Environmentalists are already claiming that poisonous gas and chemicals are already seeping into the water canals that have been dug and are seeping into Fanga’uta Lagoon.

Further highlighting the problem of working on a National Park without a plan is that while the Fanga’uta Lagoon is getting more polluted, a causeway has been built between Patangata to Siesia, stopping the flow of water from the Fanga’uta Lagoon to the Nuku’alofa Harbour.

Conservation area

The People’s Representative for the Niuas, Fe’ao Vakata, said “it is the most illogical” piece of engineering that has been carried out under this project. The water way was a conservation area where the fish, particularly the mullet get into the Fanga’uta Lagoon to breed.

The damage that the project is doing to Tonga’s environment and its precious underground water supply remains to be a great concern.

The Minister for MEIDECC, Siaosi Sovaleni told the House that the causeway was only temporary and it will be removed, and with regards to the concern over the fact that an EIA has not been carried out. He said that they had started working on a report early this year, and the report wouldbe presented to the House when he presented to the House his 2017 Annual Report.

Lord Vaea, again reminded the House the illegality and the damage to Tonga, its environment and its heritage and that the Cabinet was not able to stop it. He expressed an opinion that he believed that only the House could do something about it.
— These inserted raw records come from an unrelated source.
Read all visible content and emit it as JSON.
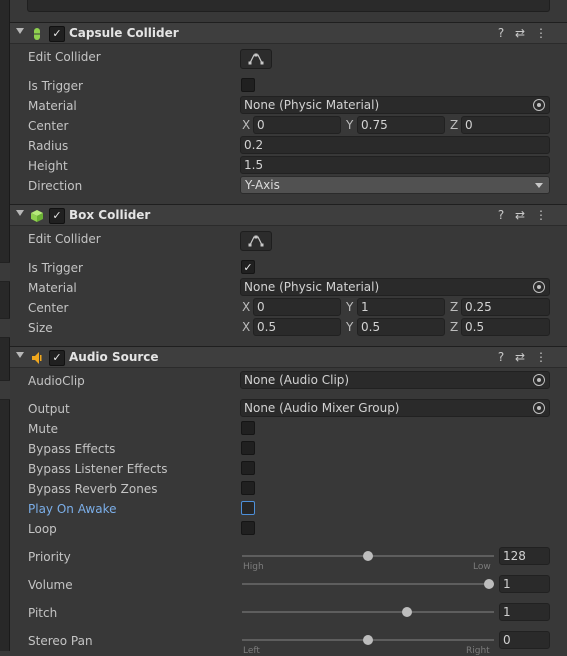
{
  "capsule": {
    "title": "Capsule Collider",
    "edit_collider_label": "Edit Collider",
    "is_trigger_label": "Is Trigger",
    "material_label": "Material",
    "material_value": "None (Physic Material)",
    "center_label": "Center",
    "center": {
      "x_axis": "X",
      "x": "0",
      "y_axis": "Y",
      "y": "0.75",
      "z_axis": "Z",
      "z": "0"
    },
    "radius_label": "Radius",
    "radius": "0.2",
    "height_label": "Height",
    "height": "1.5",
    "direction_label": "Direction",
    "direction": "Y-Axis"
  },
  "box": {
    "title": "Box Collider",
    "edit_collider_label": "Edit Collider",
    "is_trigger_label": "Is Trigger",
    "is_trigger_checked": "✓",
    "material_label": "Material",
    "material_value": "None (Physic Material)",
    "center_label": "Center",
    "center": {
      "x_axis": "X",
      "x": "0",
      "y_axis": "Y",
      "y": "1",
      "z_axis": "Z",
      "z": "0.25"
    },
    "size_label": "Size",
    "size": {
      "x_axis": "X",
      "x": "0.5",
      "y_axis": "Y",
      "y": "0.5",
      "z_axis": "Z",
      "z": "0.5"
    }
  },
  "audio": {
    "title": "Audio Source",
    "audioclip_label": "AudioClip",
    "audioclip_value": "None (Audio Clip)",
    "output_label": "Output",
    "output_value": "None (Audio Mixer Group)",
    "mute_label": "Mute",
    "bypass_effects_label": "Bypass Effects",
    "bypass_listener_label": "Bypass Listener Effects",
    "bypass_reverb_label": "Bypass Reverb Zones",
    "play_on_awake_label": "Play On Awake",
    "loop_label": "Loop",
    "priority_label": "Priority",
    "priority_value": "128",
    "priority_fraction": 0.5,
    "priority_low_hint": "High",
    "priority_high_hint": "Low",
    "volume_label": "Volume",
    "volume_value": "1",
    "volume_fraction": 1.0,
    "pitch_label": "Pitch",
    "pitch_value": "1",
    "pitch_fraction": 0.66,
    "stereo_pan_label": "Stereo Pan",
    "stereo_pan_value": "0",
    "stereo_pan_fraction": 0.5,
    "pan_left_hint": "Left",
    "pan_right_hint": "Right"
  },
  "icons": {
    "checkmark": "✓",
    "help": "?",
    "presets": "⇄",
    "menu": "⋮"
  },
  "colors": {
    "capsule_icon": "#8fd14f",
    "box_icon": "#8fd14f",
    "audio_icon": "#f0a81e",
    "highlight_label": "#7baee8"
  }
}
But when the Chairman of the Whole House Committee called for votes, the 2015-2016 Annual Report of MEIDECC was carried 19-0. All members who were present including the PM voted for it.

It was a clear indication that members of parliament who had expressed any opposition to the project, it was just all "hot-air”.


The Popua project has been spearheaded by the Prime Minister, Hon. ‘Akilisi Pohiva, and from the onset he made it clear that there is no master plan for the project. The project initially was for a recreational area and playgrounds, and then later an 18-holes golf course for the 2019 Pacific Games that Tonga was going to host.

The area was marked as an important conservation area in an four year study to preserve the Fanga'uta Lagoon. Other controversial issues in the Popua Project are that it is a swampy area which will cost millions to develop - requiring enormous quarrying for fill and thereafter consuming large amounts of water from precious resources. Parliament in 2015 promised to protect the ancient landscape there as a heritage site. The Sia Heulupe, Pigeon - snaring mounds and associate dprehistoric walkways  could be developed to a major tourist attraction. Heulupe was a recreational sport of early Tongan dynasties. Sias, are small  pigeon-snaring mounds which were build many hundreds of years ago on the migratory routes of pigeons. The engineering has stood the test of time until they met the Popua projects bulldozers this year.

According to oral history, it was in this area of Popua that the Sky God Tangaloa flew down from heaven, and spotted the lady, Va'epopua, walking along on the reef. He landed, they met and later Va'epopua gave birth to Tonga’s first king, ‘Aho’eitu.

While the push to preserve Popua as a Heritage Site and the concern over the polluting of the Fanga’uta Lagoon and the whole of the Tongatapu coastal areas remains a great concern, it is now clear that even our elected members of parliament can’t do anything about it - other than talking about it.